Где-то резко хлопнула дверь, Тамара вздрогнула, подняла
глаза. И испугалась. Чуть ли не вплотную к ней стояла и прямо глядела на нее знакомая женщина. Нет, это же она сама! Это всего лишь ее отражение в высоком зеркале, укрепленном на стене напротив.
Всегда, когда Тамара глядела на себя в зеркало, ей вдруг хотелось говорить
с собой. И она говорила, обращаясь к себе, как к какой близкой знакомой: "Какая же ты стала, Тамарка! Погляди на себя! Завалыш! Чулки обвисли. Пальто без двух пуговичек, с плеча съезжает. И платок этот дурацкий. Где ты его взяла? Сама не помнишь? То-то же, Тамарка.Шалица, как есть шалица. А хочешь еще чтобы у тебя детей не отбирали, Тамарка. А Славка тебя увидел бы сейчас? Что было бы? А? Молчишь? Ну и молчи. Ну и не вякай больше нигде. Все, сказали тебе ясно, отвякалась. И саму, наверное, года на два в лечебку загонят. Поняла? Так оно и будет. Не все же люди как ты, есть и трезвые. Они упекут да упекут тебя. Сначала детей твоих, а потом и тебя. Нечего им любоваться на твою синюшную морду. Противно..."
И Тамара верила себе: противно глядеть на нее посторонним людям. Когда-то сама с содроганием, с презрением глядела на таких женщин.
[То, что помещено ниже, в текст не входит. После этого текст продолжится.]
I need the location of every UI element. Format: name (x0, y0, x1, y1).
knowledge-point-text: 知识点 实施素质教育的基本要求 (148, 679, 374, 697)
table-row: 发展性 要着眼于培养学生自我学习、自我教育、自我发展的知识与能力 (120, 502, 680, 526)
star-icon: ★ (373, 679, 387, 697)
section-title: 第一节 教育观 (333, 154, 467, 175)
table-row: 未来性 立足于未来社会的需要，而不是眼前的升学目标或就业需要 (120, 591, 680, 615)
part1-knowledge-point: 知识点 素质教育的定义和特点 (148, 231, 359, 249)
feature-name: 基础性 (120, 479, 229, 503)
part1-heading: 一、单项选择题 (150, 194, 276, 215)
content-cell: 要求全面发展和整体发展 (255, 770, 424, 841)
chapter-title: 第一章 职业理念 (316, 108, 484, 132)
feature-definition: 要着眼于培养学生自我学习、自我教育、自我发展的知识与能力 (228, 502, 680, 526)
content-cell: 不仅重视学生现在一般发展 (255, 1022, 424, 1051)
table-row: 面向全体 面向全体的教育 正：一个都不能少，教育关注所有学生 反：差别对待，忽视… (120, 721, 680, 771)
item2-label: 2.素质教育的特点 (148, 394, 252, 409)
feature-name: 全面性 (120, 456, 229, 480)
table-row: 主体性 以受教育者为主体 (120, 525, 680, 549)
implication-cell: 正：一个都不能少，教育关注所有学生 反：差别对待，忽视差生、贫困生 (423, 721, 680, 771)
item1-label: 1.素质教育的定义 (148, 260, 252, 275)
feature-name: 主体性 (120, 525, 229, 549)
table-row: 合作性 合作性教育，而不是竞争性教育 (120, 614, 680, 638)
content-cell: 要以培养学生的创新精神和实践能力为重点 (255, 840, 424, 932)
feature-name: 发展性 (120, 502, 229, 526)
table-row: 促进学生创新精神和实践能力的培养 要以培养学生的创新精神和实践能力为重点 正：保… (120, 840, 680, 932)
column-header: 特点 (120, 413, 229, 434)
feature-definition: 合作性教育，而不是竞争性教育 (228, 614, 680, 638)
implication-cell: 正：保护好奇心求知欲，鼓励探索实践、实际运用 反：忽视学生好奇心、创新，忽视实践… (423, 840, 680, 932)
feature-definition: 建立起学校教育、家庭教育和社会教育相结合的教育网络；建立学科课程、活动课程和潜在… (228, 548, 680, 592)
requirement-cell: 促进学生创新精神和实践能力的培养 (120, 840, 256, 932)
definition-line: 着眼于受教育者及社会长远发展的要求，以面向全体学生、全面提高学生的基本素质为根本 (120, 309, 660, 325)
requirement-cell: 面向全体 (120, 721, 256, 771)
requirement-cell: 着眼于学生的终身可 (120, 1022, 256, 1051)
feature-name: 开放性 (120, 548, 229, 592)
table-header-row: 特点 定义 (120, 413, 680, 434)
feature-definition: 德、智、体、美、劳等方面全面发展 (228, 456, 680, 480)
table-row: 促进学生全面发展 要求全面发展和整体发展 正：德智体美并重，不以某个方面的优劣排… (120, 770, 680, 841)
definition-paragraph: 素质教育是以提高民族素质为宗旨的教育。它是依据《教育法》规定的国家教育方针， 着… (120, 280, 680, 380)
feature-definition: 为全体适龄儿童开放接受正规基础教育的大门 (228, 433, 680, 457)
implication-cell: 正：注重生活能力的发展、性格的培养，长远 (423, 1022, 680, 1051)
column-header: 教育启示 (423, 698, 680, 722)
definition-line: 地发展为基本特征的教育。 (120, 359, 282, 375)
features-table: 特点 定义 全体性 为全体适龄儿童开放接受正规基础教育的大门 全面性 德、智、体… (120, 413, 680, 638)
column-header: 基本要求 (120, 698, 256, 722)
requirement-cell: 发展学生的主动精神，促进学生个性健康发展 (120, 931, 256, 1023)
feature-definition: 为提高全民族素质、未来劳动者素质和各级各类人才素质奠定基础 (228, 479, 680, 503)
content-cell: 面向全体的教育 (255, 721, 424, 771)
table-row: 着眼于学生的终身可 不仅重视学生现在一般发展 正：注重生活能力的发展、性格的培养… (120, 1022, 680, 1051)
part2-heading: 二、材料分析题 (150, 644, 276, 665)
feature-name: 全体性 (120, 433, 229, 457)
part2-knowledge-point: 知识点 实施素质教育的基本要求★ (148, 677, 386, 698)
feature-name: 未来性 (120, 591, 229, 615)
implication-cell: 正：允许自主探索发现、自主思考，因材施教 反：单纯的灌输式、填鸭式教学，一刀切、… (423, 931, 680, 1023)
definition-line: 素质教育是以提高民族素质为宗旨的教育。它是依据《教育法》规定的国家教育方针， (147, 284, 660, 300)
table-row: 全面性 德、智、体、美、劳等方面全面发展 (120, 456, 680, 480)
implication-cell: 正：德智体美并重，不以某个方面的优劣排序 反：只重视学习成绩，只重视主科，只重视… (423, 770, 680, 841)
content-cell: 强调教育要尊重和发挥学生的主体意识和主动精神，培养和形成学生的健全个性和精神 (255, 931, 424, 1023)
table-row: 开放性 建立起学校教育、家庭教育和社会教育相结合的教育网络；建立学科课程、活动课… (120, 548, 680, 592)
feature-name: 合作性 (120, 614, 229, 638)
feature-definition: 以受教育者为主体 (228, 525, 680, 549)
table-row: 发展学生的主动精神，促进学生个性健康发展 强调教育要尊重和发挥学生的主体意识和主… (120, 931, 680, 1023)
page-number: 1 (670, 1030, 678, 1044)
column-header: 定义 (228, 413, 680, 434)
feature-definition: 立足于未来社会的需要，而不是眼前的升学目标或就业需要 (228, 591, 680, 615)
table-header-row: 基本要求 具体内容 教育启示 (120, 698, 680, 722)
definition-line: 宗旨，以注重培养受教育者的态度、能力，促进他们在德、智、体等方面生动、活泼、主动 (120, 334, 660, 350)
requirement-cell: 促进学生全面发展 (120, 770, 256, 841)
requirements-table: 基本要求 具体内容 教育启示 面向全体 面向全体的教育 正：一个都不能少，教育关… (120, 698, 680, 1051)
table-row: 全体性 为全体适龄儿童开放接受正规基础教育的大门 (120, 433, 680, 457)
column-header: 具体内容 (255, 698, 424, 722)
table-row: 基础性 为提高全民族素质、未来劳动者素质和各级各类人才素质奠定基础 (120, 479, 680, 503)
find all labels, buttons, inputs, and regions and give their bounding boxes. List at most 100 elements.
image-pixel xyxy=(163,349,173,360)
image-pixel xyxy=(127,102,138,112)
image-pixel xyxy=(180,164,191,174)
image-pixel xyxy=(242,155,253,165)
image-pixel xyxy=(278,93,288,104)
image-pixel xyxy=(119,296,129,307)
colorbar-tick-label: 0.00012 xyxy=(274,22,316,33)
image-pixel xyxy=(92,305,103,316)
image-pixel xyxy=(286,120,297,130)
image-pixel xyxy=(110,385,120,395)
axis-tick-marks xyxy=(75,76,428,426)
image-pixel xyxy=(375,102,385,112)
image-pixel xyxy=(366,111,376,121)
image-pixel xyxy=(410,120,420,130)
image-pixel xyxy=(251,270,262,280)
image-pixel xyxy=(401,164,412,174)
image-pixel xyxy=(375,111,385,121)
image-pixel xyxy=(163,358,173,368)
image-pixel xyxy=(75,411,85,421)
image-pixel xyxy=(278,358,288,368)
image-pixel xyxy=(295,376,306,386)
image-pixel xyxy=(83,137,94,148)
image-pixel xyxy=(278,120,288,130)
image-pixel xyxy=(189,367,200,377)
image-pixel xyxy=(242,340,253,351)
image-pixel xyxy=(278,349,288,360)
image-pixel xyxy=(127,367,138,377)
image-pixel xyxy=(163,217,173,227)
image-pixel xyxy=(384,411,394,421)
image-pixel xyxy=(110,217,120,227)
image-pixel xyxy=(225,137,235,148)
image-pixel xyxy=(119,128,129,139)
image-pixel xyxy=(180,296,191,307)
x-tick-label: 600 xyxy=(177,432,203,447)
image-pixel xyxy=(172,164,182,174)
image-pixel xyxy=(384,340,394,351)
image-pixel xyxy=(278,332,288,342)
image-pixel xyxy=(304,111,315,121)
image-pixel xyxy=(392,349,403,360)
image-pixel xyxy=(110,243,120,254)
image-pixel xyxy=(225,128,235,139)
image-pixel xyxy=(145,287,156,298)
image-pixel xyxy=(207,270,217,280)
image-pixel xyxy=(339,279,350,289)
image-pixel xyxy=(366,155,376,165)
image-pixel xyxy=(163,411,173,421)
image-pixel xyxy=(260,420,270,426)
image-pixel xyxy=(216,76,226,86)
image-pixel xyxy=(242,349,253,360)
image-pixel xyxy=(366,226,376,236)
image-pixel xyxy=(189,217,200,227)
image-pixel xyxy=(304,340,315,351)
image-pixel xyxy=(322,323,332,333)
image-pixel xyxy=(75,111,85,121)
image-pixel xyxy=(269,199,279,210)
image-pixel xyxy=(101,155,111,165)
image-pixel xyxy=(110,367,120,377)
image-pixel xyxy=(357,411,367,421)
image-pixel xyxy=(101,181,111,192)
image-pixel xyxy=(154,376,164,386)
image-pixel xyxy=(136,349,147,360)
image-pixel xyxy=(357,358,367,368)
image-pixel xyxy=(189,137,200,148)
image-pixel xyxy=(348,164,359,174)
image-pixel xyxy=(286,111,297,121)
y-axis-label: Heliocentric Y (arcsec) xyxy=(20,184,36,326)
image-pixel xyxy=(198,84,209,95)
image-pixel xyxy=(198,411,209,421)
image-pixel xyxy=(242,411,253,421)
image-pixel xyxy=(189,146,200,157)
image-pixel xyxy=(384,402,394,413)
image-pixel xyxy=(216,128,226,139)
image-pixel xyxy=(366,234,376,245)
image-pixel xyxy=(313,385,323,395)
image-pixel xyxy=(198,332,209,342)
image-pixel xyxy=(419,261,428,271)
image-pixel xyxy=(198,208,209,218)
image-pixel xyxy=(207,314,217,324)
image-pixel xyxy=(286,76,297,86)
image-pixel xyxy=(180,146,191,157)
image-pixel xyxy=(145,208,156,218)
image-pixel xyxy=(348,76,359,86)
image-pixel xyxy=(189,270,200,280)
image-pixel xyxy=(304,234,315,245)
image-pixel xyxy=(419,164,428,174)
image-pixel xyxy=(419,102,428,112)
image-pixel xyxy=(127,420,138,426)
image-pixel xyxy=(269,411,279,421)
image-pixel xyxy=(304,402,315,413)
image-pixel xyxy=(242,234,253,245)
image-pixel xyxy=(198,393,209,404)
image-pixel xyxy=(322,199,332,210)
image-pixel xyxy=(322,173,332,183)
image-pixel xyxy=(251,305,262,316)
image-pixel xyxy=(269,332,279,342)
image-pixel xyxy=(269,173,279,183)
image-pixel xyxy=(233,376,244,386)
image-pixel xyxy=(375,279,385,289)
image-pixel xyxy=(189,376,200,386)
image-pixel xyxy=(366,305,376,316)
Нет, неприятно видеть себя во весь рост и чувствовать при этом, кто ты стала, кто ты есть. Тем более потому, что не так уж давно любила постоять перед зеркалом, глядела на себя со всех сторон и не могла наглядеться, радовалась и не могла нарадоваться. Одним словом, очень любила себя.
Вышла на улицу. Что ж, теперь домой. Ишь как вдоль улицы подувает. Январский. Встречный. Постоять с полчасика и душа вон.
Сразу же стали стыть руки. Засунула ладони в широкие рукава. Согнулась. Шла на ветер, поворачиваясь к нему то одним, то другим боком. Стужа до боли перехватывала под ключицами дыхание.
Сегодня еще нет того, что будет завтра. Сегодня она еще мать. А завтра останется одна, один на один с собой и со своей бедой. Ей пока не кивают вслед: вон, видели, лишёнка пошла! А завтра будут кивать. Завтра и знакомые при встрече будут еще здороваться, но в глазах осуждение у каждого: доигралась, растеряла детей, шалица...
Тамара представляла себя, видела как бы со стороны. Идет в мятой одежде, согнулась, часто перебирает суховатыми ногами, а скорее не получается. Ну, побирушка и побирушка. Видела и не жалела себя, как будто совсем не о себе думала; так тебе и надо, сдыхать тебе где-нибудь в канаве. А слезы сами собой медленно скатывались на щеки и тут же настывали одна на другую. Их надо было смахнуть, отодрать от щек, но не хотелось
тревожить угревшиеся руки.
Дошла до своего семейного общежития. По лестнице гулял сквозняк еще злее чем на улице, на просторе. Будто свирепел от тесноты. Все стекла от первого до последнего этажа на лестничных пролетах выбиты. Били кому не лень: и дети, и взрослые под пьяную руку. С осени вставят все до стеклышка, а к середине зимы опять все насквозь и начисто. А за дверями в комнатах тепло. Обязательно тепло. Иначе жить нельзя. Не у всех, правда, тепло. Там тепло - тут сквозняк. И так всю жизнь: где-то кому-то тепло и уютно, а где-то кому-то холодно и тоскливо.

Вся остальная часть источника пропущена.